By the end of last year, AstraZeneca had released 2.5 billion doses of the vaccine worldwide, including more than 247 million doses through Covax, making the company the largest contributor to the initiative.

AstraZeneca generated revenues of $3.98bn from its Covid vaccine last year but is expecting margins to be lower than the average for its other products. It has told investors to expect revenues from its Covid medicines, which now also include the immune system booster Evusheld, to decline by low-to-mid 20 percentage points.
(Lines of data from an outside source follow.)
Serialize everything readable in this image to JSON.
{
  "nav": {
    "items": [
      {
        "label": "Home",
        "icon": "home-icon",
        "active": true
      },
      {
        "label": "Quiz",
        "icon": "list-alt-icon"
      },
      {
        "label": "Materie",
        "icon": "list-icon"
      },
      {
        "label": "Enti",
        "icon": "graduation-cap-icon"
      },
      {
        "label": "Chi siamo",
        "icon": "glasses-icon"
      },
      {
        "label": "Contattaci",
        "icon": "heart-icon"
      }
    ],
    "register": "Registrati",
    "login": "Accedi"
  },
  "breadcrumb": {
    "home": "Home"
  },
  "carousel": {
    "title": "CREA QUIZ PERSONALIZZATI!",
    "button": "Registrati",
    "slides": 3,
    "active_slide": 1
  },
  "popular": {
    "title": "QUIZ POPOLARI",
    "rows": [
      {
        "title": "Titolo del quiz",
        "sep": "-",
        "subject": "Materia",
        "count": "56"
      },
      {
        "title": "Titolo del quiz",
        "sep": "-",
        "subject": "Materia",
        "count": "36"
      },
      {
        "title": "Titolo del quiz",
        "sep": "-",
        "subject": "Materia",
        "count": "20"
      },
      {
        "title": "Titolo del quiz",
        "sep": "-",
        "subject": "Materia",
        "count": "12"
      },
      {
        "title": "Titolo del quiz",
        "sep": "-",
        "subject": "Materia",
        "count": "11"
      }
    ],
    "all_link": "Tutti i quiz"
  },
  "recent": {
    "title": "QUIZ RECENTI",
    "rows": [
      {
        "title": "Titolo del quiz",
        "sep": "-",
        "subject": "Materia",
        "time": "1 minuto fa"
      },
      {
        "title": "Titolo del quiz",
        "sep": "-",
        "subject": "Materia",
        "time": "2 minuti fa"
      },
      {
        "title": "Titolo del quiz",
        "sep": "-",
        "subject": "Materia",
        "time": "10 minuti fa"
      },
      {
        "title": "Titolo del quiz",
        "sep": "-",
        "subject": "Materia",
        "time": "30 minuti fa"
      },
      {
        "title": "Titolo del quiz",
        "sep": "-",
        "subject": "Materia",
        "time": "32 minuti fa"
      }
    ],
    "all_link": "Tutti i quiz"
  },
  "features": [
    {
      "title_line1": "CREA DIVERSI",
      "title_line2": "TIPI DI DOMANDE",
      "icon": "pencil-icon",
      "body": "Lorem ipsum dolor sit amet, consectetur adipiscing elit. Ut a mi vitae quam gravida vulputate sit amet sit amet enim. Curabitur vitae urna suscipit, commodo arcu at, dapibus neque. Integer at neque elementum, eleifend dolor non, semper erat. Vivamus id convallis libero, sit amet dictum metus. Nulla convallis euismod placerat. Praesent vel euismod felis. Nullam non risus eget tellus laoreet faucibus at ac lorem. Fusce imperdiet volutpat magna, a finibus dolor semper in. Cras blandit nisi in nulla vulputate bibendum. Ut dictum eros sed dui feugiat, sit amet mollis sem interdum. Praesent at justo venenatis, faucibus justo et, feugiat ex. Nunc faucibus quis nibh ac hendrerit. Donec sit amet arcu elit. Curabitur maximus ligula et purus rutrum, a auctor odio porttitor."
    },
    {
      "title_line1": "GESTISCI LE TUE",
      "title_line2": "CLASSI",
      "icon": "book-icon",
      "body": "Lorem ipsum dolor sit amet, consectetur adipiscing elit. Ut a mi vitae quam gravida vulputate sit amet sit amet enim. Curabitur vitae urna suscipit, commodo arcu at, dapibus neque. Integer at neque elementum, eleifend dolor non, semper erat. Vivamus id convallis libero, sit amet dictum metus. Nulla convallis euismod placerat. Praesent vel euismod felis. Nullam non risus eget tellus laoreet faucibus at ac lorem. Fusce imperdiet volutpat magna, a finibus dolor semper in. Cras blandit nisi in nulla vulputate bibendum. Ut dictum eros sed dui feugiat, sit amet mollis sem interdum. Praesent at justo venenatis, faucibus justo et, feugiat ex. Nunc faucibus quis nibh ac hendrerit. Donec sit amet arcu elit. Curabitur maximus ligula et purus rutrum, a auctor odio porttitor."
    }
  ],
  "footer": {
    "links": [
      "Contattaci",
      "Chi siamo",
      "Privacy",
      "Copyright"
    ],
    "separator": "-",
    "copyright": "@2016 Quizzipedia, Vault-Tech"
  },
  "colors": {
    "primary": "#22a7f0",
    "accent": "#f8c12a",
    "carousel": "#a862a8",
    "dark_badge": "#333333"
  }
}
Arguably the damage has been done.

Still, the farrago did not stop some of the most skilled fund managers, including Philip Harris at EdenTree, adding to their AstraZeneca holdings at favourable prices, which were also driven lower by concerns the company had overpaid for the rare diseases specialist Alexion.

Harris says: ‘Last year’s adverse comments on its Covid vaccine and fears over overpaying for acquisitions enabled us to build a substantial position in AstraZeneca at highly attractive prices. The core fundamentals of the business we believe remain intact; that of a highly attractive R&D pipeline in a number of growth areas that will generate returns above its cost of capital.

‘Going forward [AstraZeneca has] double-digit growth, a strong balance sheet and additional upside from R&D. Its implied ‘pipeline’ valuation is well below sector peers and offers highly attractive return characteristics against a difficult market backdrop.’